Bishop's Column

A visit ‘to the thresholds of the apostles’

For 10 years I worked as a priest in Rome on the staff of the Vatican’s Congregation for Bishops.  I was blessed to serve under two popes, to celebrate Mass at the tombs of martyrs and to be formed as a priest in the heart of the Church.

It was a wonderful period of my life and I had some powerful experiences during that time in Rome—encounters with Jesus Christ present in and through his Church.

But last week I had a new and different kind of experience in Rome.

I was there for the visita ad limina apostolorum—the visit “to the thresholds of the apostles.”  Diocesan bishops in the Catholic Church are required to visit Rome every five years to present a quinquennial (five-year) report to the Holy See on the state of their diocese, to venerate the tombs of the apostles Peter and Paul, and to personally present themselves to the Holy Father.

I made the trip this year as the apostolic administrator of Denver, along with nine of my brother bishops from Region XIII of the United States, which included all the bishops from Colorado, New Mexico, Arizona and Wyoming.

It was a truly ecclesial experience—Catholic in the best sense, united around the vicar of Christ in the Eternal City.

My brother bishops and I had meetings with officials in the offices of the Vatican, including the very office where I used to work.  We were impressed with the warm greeting we received, with the pastoral and Christian zeal of the Vatican officials and with their deep loyalty to the Church.

We also celebrated Mass at the four major basilicas of Rome. To be present at the tombs of the martyred apostles is, for a bishop, an extraordinary call to holiness.  And it is a privilege to celebrate and receive the Eucharist in places of sacred beauty and holiness, where the sounds of pilgrims worshiping for thousands of years are almost audible.  In the basilicas of Rome the history of our Church becomes real and palpable. We were all humbled to be, in some small way, a part of that 2,000-year pilgrim history.

For me, there were three highlights I would like to share with you.

The first was the collegial experience I had with my brother bishops from our region. We prayed and celebrated Mass together every day. We ate together, laughed together, rode in the van together through the crazy streets of Rome, and we discussed the challenges and joys of being bishops and successors to the apostles in 2012. The bishops I traveled with are wise and virtuous men with a profound love for Jesus Christ and his Church.  The Catholic Church in the Rocky Mountain West is led by men who are wholly dedicated to Jesus Christ and we should be grateful for that.

The second highlight was being in the presence of the Holy Father.  We met with him twice, once in a very personal and informal way and then, on the following day, in a more formal way. During the first visit I was able to bring with me Father Matthew Book, a Denver priest who is now studying in Rome. The Holy Father spoke highly of Denver. He immediately recalled World Youth Day 1993 and its historical significance. I then spoke to the Holy Father about the increase in vocations in Denver and across the United States. I told him about the incredible growth of our two seminaries and about the extraordinary men who study here. I shared with him that our seminarians are men of deep faith, orthodoxy and an eagerness to learn. His eyes lit up as he listened intently. He said, in his distinct German accent: “This is positive news and it makes me very happy.  Zank you, very much!”

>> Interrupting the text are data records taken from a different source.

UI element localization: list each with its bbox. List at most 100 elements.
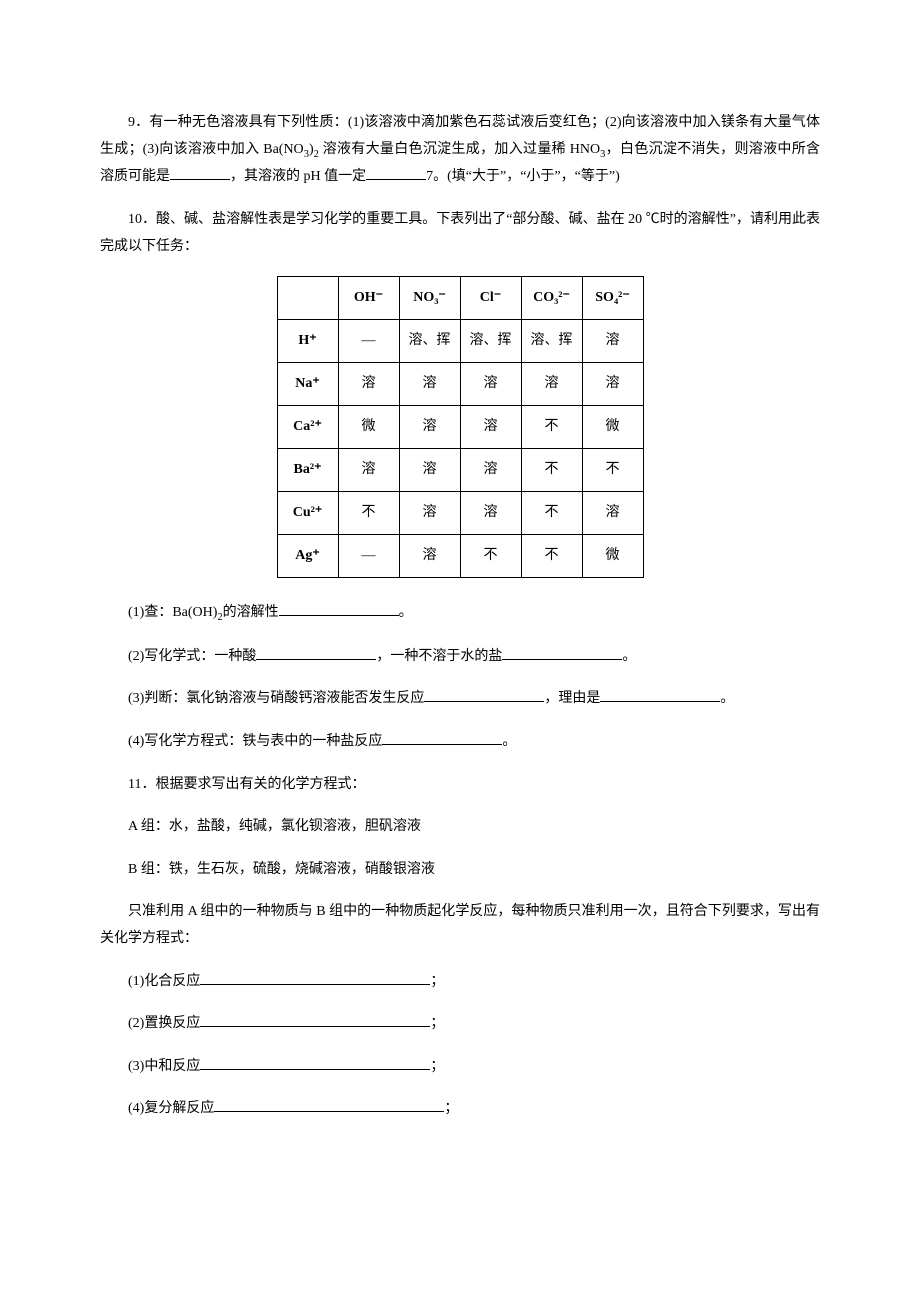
cell: 溶 [399,449,460,492]
q10-p2-c: 。 [622,649,636,664]
row-ion: Na⁺ [277,363,338,406]
q9-sub-2: 2 [314,148,319,159]
cell: 溶 [460,363,521,406]
blank-fill[interactable] [200,1014,430,1027]
table-row: Ag⁺ — 溶 不 不 微 [277,535,643,578]
row-ion: H⁺ [277,320,338,363]
q11-i3-label: (3)中和反应 [128,1059,200,1074]
solubility-table: OH⁻ NO₃⁻ Cl⁻ CO₃²⁻ SO₄²⁻ H⁺ — 溶、挥 溶、挥 溶、… [277,276,644,578]
q11-item2: (2)置换反应 ； [100,1011,820,1038]
q9-sub-3: 3 [304,148,309,159]
header-no3: NO₃⁻ [399,277,460,320]
blank-fill[interactable] [382,732,502,745]
q10-p1-a: (1)查：Ba(OH) [128,605,217,620]
q11-i4-label: (4)复分解反应 [128,1101,214,1116]
header-blank [277,277,338,320]
cell: 溶 [460,406,521,449]
question-11-intro: 11．根据要求写出有关的化学方程式： [100,772,820,799]
q10-p3-c: 。 [720,691,734,706]
row-ion: Cu²⁺ [277,492,338,535]
cell: 溶 [582,363,643,406]
blank-fill[interactable] [366,167,426,180]
semi: ； [430,1059,444,1074]
cell: 溶 [460,492,521,535]
q9-text-e: 7。(填“大于”，“小于”，“等于”) [426,169,620,184]
cell: 溶 [338,449,399,492]
document-page: 9．有一种无色溶液具有下列性质：(1)该溶液中滴加紫色石蕊试液后变红色；(2)向… [0,0,920,1302]
table-row: H⁺ — 溶、挥 溶、挥 溶、挥 溶 [277,320,643,363]
blank-fill[interactable] [256,647,376,660]
q9-text-b: 溶液有大量白色沉淀生成，加入过量稀 HNO [323,142,600,157]
q11-i1-label: (1)化合反应 [128,974,200,989]
semi: ； [430,1016,444,1031]
question-9: 9．有一种无色溶液具有下列性质：(1)该溶液中滴加紫色石蕊试液后变红色；(2)向… [100,110,820,191]
q11-condition: 只准利用 A 组中的一种物质与 B 组中的一种物质起化学反应，每种物质只准利用一… [100,899,820,952]
header-co3: CO₃²⁻ [521,277,582,320]
cell: 微 [582,406,643,449]
blank-fill[interactable] [200,1057,430,1070]
row-ion: Ca²⁺ [277,406,338,449]
cell: 溶 [399,535,460,578]
row-ion: Ba²⁺ [277,449,338,492]
cell: 溶 [521,363,582,406]
question-10-intro: 10．酸、碱、盐溶解性表是学习化学的重要工具。下表列出了“部分酸、碱、盐在 20… [100,207,820,260]
cell: 溶、挥 [399,320,460,363]
cell: 微 [582,535,643,578]
q10-p3-b: ，理由是 [544,691,600,706]
q10-part1: (1)查：Ba(OH)2的溶解性。 [100,600,820,628]
cell: 不 [521,406,582,449]
q10-p3-a: (3)判断：氯化钠溶液与硝酸钙溶液能否发生反应 [128,691,424,706]
cell: 不 [582,449,643,492]
blank-fill[interactable] [424,690,544,703]
cell: 溶 [399,406,460,449]
solubility-table-wrap: OH⁻ NO₃⁻ Cl⁻ CO₃²⁻ SO₄²⁻ H⁺ — 溶、挥 溶、挥 溶、… [100,276,820,578]
cell: — [338,535,399,578]
table-header-row: OH⁻ NO₃⁻ Cl⁻ CO₃²⁻ SO₄²⁻ [277,277,643,320]
cell: 不 [460,535,521,578]
q10-part3: (3)判断：氯化钠溶液与硝酸钙溶液能否发生反应 ，理由是 。 [100,686,820,713]
cell: 不 [338,492,399,535]
cell: 溶 [399,363,460,406]
cell: 溶 [460,449,521,492]
blank-fill[interactable] [170,167,230,180]
q10-part4: (4)写化学方程式：铁与表中的一种盐反应。 [100,729,820,756]
q10-p2-a: (2)写化学式：一种酸 [128,649,256,664]
q10-part2: (2)写化学式：一种酸 ，一种不溶于水的盐 。 [100,644,820,671]
table-row: Na⁺ 溶 溶 溶 溶 溶 [277,363,643,406]
cell: 不 [521,535,582,578]
q10-p1-c: 。 [399,605,413,620]
cell: 溶 [399,492,460,535]
q11-i2-label: (2)置换反应 [128,1016,200,1031]
cell: 溶 [582,320,643,363]
q10-p4-b: 。 [502,734,516,749]
header-cl: Cl⁻ [460,277,521,320]
cell: 不 [521,449,582,492]
cell: 不 [521,492,582,535]
q11-group-b: B 组：铁，生石灰，硫酸，烧碱溶液，硝酸银溶液 [100,857,820,884]
cell: 溶、挥 [460,320,521,363]
semi: ； [444,1101,458,1116]
blank-fill[interactable] [502,647,622,660]
table-row: Cu²⁺ 不 溶 溶 不 溶 [277,492,643,535]
q11-item3: (3)中和反应 ； [100,1054,820,1081]
row-ion: Ag⁺ [277,535,338,578]
cell: 微 [338,406,399,449]
table-row: Ba²⁺ 溶 溶 溶 不 不 [277,449,643,492]
blank-fill[interactable] [200,972,430,985]
q11-group-a: A 组：水，盐酸，纯碱，氯化钡溶液，胆矾溶液 [100,814,820,841]
table-row: Ca²⁺ 微 溶 溶 不 微 [277,406,643,449]
semi: ； [430,974,444,989]
cell: 溶、挥 [521,320,582,363]
q11-item4: (4)复分解反应 ； [100,1096,820,1123]
blank-fill[interactable] [600,690,720,703]
q10-p2-b: ，一种不溶于水的盐 [376,649,502,664]
cell: 溶 [338,363,399,406]
cell: 溶 [582,492,643,535]
header-so4: SO₄²⁻ [582,277,643,320]
q9-text-d: ，其溶液的 pH 值一定 [230,169,366,184]
blank-fill[interactable] [214,1099,444,1112]
q11-item1: (1)化合反应 ； [100,969,820,996]
cell: — [338,320,399,363]
q10-p1-b: 的溶解性 [223,605,279,620]
blank-fill[interactable] [279,603,399,616]
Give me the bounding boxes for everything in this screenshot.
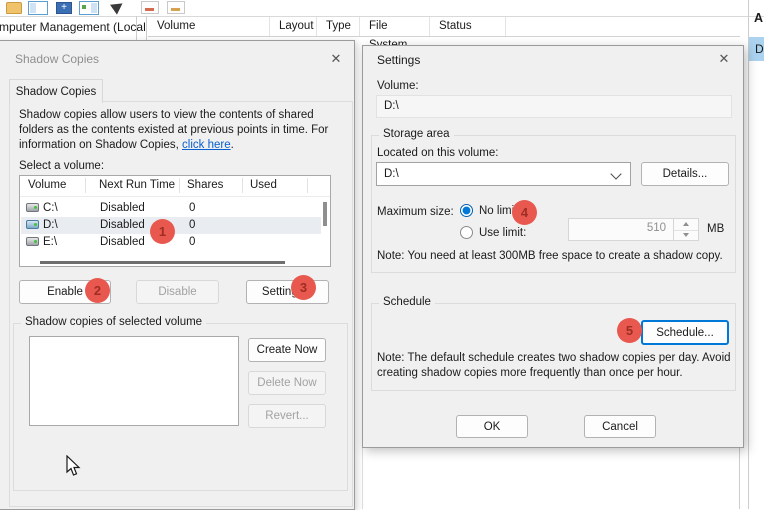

The fondest memory I have was our concluding Mass on Saturday celebrated in St. Peter’s Basilica at the tomb of Blessed John Paul II.  Blessed John Paul was incredibly influential in many of our spiritual lives. I attribute my own vocation to the priesthood to an encounter I had with him at a Mass he celebrated in Des Moines, Iowa, in 1979 during his first pastoral visit to the United States. So many of the apostolates, itineraries and new movements in Denver grew through his influence and support.  He was a man who showed Jesus Christ to the world.  At his tomb, I prayed for you and I prayed that each of us would mirror his extraordinary holiness: that we would know Jesus as he did and that we would serve him with all that we are.

Few Catholics are able to have the kind of visit to Rome that I had.  It was a rare grace and privilege for which I will always be grateful.  But all of us are sons and daughters of the Catholic Church.  We are not alone in the journey of the Christian life.  We live it in the company of our brothers and sisters, those alive in the Church today and those who pray for us in heaven.  May we take comfort in the love of the Church for us and may we build up the body of Christ through our constant witness to him who makes us one.